George Monbiot: Feral – rewilding the land, sea and human life, Penguin, £8.99, 317 pages.
George Monbiot is perhaps best known for his columns in the Guardian newspaper, although he has written several popular books and is also a high-profile activist in the environmental movement. He visited Hebden Bridge this summer and spoke to a packed audience at Hope Church about his latest book, Feral.
Feral is a collection of essays on the theme of rewilding of our countryside. Monbiot studied as a zoologist and worked for a few years for BBC’s nature department. He also worked for several years in the Amazon rainforest, in Africa and Asia and uses examples from this work in his book. His breadth of knowledge of nature and wildlife is amazing.
Monbiot makes the valid point that the UK has comparatively less land set aside for nature to show its wonders than other European countries. For example the UK has very small area covered by forests. This is not because the UK is more densely populated than other European countries.
The UK has large numbers of big landowners, many of whom want to use their land for hunting pursuits such as grouse shooting, not least because of the public subsidies available to landowners who maintain a landscape suitable for grouse shooting.
Similarly, Monbiot singles out sheep farming as a major reason for why we have so few trees, because sheep eat the new trees. Again, public subsidies keep hill sheep farming alive. Monbiot argues that sheep farmers should be given the choice between rearing sheep and leaving the fields to regrow with trees naturally, without losing out financially.
Although Monbiot gives examples of local communities abroad that have rewilded their land and now earn more from tourism, this would not necessarily be possible in all areas that could be rewilded.
Healthy and diverse forests are essential to create an environment with a rich biodiversity. It will – according to Monbiot – be necessary to reintroduce some animal species into such forests, partly to stop deer from eating re-established trees. Monbiot suggests reintroducing wolves and other predators to control the deer population. He would also like to see beavers back in our rivers and explains how the government is preventing this from happening. Once a biodiverse forest has been established it can be left to itself, allowing nature to take it course. Monbiot is very critical of conservation work that tries to keep a landscape in a fixed state.
So why does Monbiot want us to rewild large parts of the UK? He explains very honestly that the primary motivation is his fascination with wild nature. For him the human spirit needs to experience wilderness, not just nice gardens and parks.
He points out that he could have discussed other reasons too, such as the obesity endemic, particularly among children who play less outside than they used to, and the ecosystem services that forests provide for free, such as cleaning the water, absorbing CO2 emissions and so on. Perhaps Monbiot would get broader support for the rewilding project if he had spelled these out in his book – although to be fair, he has done this in his other writings. It is a matter of building alliances with the different groups of people who will have their own reasons to support rewilding.
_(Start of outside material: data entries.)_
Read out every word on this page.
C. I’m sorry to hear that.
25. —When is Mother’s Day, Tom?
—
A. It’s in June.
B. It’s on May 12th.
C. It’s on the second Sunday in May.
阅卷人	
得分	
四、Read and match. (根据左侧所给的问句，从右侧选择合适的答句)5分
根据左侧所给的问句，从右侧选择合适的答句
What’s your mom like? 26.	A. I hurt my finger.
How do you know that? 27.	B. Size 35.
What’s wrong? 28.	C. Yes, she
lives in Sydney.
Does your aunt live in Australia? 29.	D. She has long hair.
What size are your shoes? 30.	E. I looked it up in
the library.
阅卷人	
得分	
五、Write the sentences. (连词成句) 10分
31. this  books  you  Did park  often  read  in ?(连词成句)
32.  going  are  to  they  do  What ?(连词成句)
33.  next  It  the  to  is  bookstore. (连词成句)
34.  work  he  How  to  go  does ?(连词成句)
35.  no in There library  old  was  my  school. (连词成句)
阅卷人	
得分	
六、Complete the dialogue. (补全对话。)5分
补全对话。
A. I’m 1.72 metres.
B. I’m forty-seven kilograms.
As it happens, New Scientist magazine had an article this summer showing how other parts of Europe are being rewilded:
‘an estimated 4000 wolves [are] living on the Balkan peninsula of south-eastern Europe, a continent not usually known for its big, fierce predators. Twenty years ago that was quite right, but no longer. Europe – the most urbanised, industrialised and farmed continent on Earth – is now home to some 12,000 wolves, 17,000 brown bears and 9000 Eurasian lynx.’ New Scientist, 10 August 2014
Feral not only contains some amazing facts about nature, it makes you look at nature in a different way. As is usual in all Monbiot’s writings, everything is referenced to his sources, so you can check his facts and find other interesting material.